İnovatif Stratejik Araştırmalar Merkezi (İNOSAM) tarafından düzenlenen ve Genç Demokratlar Vakfı ile Ankara Girişim Grubu’nun katıldığı ‘Gençliğe İnovatif Öğütler!” konferansında ‘Eğitimde Gelecek Araştırmaları Enstitüsü’ kurma çalışmaları da gündeme geldi.

İNOSAM Başkanı Gürkan Avcı, gençlere şu yönde telkin ve tavsiyelerde bulundu.

Bilim insanları yapay zekânın başımıza bela olacağını, artırılmış gerçeklik için de korku veren şeyler söylüyor. Ekonomistler emekçilerin sıfır saat sözleşmesiyle çalıştırılacaklarını, robotlardan vergi alınması gerekeceği ve evrensel temel gelir kriterleri gibi konular hakkında konuşuyor.
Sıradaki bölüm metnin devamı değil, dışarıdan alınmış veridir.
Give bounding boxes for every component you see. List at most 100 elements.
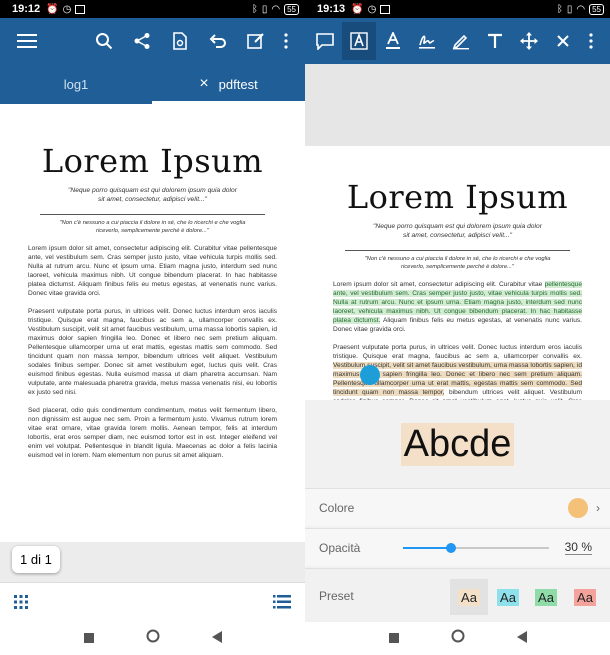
opacity-label: Opacità [319,540,361,555]
text-span: Praesent vulputate porta purus, in ultri… [333,344,582,360]
tab-label: log1 [63,76,89,92]
color-swatch[interactable] [568,497,588,518]
vibrate-icon: ▯ [566,3,573,15]
paragraph: Sed placerat, odio quis condimentum cond… [28,407,277,459]
highlight-style-panel: Abcde Colore › Opacità 30 % Preset Aa Aa… [305,400,610,622]
back-icon[interactable] [516,630,527,648]
search-icon[interactable] [85,22,123,60]
preset-3[interactable]: Aa [527,579,565,615]
status-bar: 19:12 ⏰ ◷ ᛒ ▯ ◠ 55 [0,0,305,18]
undo-icon[interactable] [199,22,237,60]
grid-view-icon[interactable] [14,595,28,614]
tab-log1[interactable]: log1 [0,64,152,104]
bottom-bar [0,582,305,622]
text-span: Lorem ipsum dolor sit amet, consectetur … [28,245,240,252]
close-icon[interactable] [546,22,580,60]
preset-swatch: Aa [574,588,596,606]
android-nav-bar [305,622,610,655]
divider [345,250,570,251]
app-notification-icon [75,4,86,14]
document-page: Lorem Ipsum "Neque porro quisquam est qu… [305,178,610,433]
more-options-icon[interactable] [275,22,297,60]
vibrate-icon: ▯ [261,3,268,15]
chevron-right-icon: › [596,500,600,515]
document-quote: "Neque porro quisquam est qui dolorem ip… [68,187,237,203]
preset-swatch: Aa [497,588,519,606]
close-tab-icon[interactable]: × [199,75,208,93]
move-icon[interactable] [512,22,546,60]
pen-icon[interactable] [444,22,478,60]
preset-1[interactable]: Aa [450,579,488,615]
preset-2[interactable]: Aa [489,579,527,615]
document-page: Lorem Ipsum "Neque porro quisquam est qu… [0,142,305,460]
text-tool-icon[interactable] [478,22,512,60]
active-tab-indicator [152,101,305,104]
viewer-toolbar [0,18,305,64]
page-indicator: 1 di 1 [12,546,60,573]
back-icon[interactable] [211,630,222,648]
opacity-value: 30 [564,540,578,554]
android-nav-bar [0,622,305,655]
status-bar: 19:13 ⏰ ◷ ᛒ ▯ ◠ 55 [305,0,610,18]
canvas-background [305,64,610,146]
signature-icon[interactable] [410,22,444,60]
color-row[interactable]: Colore › [305,488,610,526]
opacity-value-field[interactable]: 30 % [564,540,592,555]
phone-screen-viewer: 19:12 ⏰ ◷ ᛒ ▯ ◠ 55 log1 × pdftest Lorem … [0,0,305,655]
wifi-icon: ◠ [576,3,586,15]
document-quote-translation: "Non c'è nessuno a cui piaccia il dolore… [364,256,551,270]
home-icon[interactable] [146,629,160,648]
color-label: Colore [319,500,355,515]
app-notification-icon [380,4,391,14]
battery-icon: 55 [589,3,604,15]
paragraph: Lorem ipsum dolor sit amet, consectetur … [28,244,277,298]
document-quote-translation: "Non c'è nessuno a cui piaccia il dolore… [59,220,246,234]
recents-icon[interactable] [388,630,399,648]
annotation-toolbar [305,18,610,64]
style-preview: Abcde [305,400,610,488]
home-icon[interactable] [451,629,465,648]
alarm-icon: ⏰ [46,3,59,15]
slider-fill [403,547,452,549]
menu-icon[interactable] [8,22,46,60]
phone-screen-annotator: 19:13 ⏰ ◷ ᛒ ▯ ◠ 55 Lorem Ipsum "Neque po… [305,0,610,655]
bluetooth-icon: ᛒ [251,3,258,15]
document-tabs: log1 × pdftest [0,64,305,104]
system-icons: ᛒ ▯ ◠ 55 [556,3,604,15]
notification-icons: ⏰ ◷ [351,3,391,15]
selection-handle[interactable] [360,365,380,385]
more-options-icon[interactable] [580,22,602,60]
battery-icon: 55 [284,3,299,15]
document-quote: "Neque porro quisquam est qui dolorem ip… [373,223,542,239]
notification-icons: ⏰ ◷ [46,3,86,15]
share-icon[interactable] [123,22,161,60]
status-time: 19:12 [12,3,41,15]
divider [40,214,265,215]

Siyasetçiler gelir eşitsizliğinin artışından, kaos, hoşgörüsüzlük ve aşırılığın yükselişinden dem vuruyor.

Bolluk, sağlık ve refah adaletsizlik, hastalık ve çaresizlikle birlikte artıyor. Batı geleceğe güvenle bakarken doğu ümit ve panik arasında geriliyor. Bilim, teknoloji ve internet güya cehaleti, yoksulluğu ve eşitsizliği yok edecekti ancak bunları kanıksatır hale getirdi gibi, sanki..!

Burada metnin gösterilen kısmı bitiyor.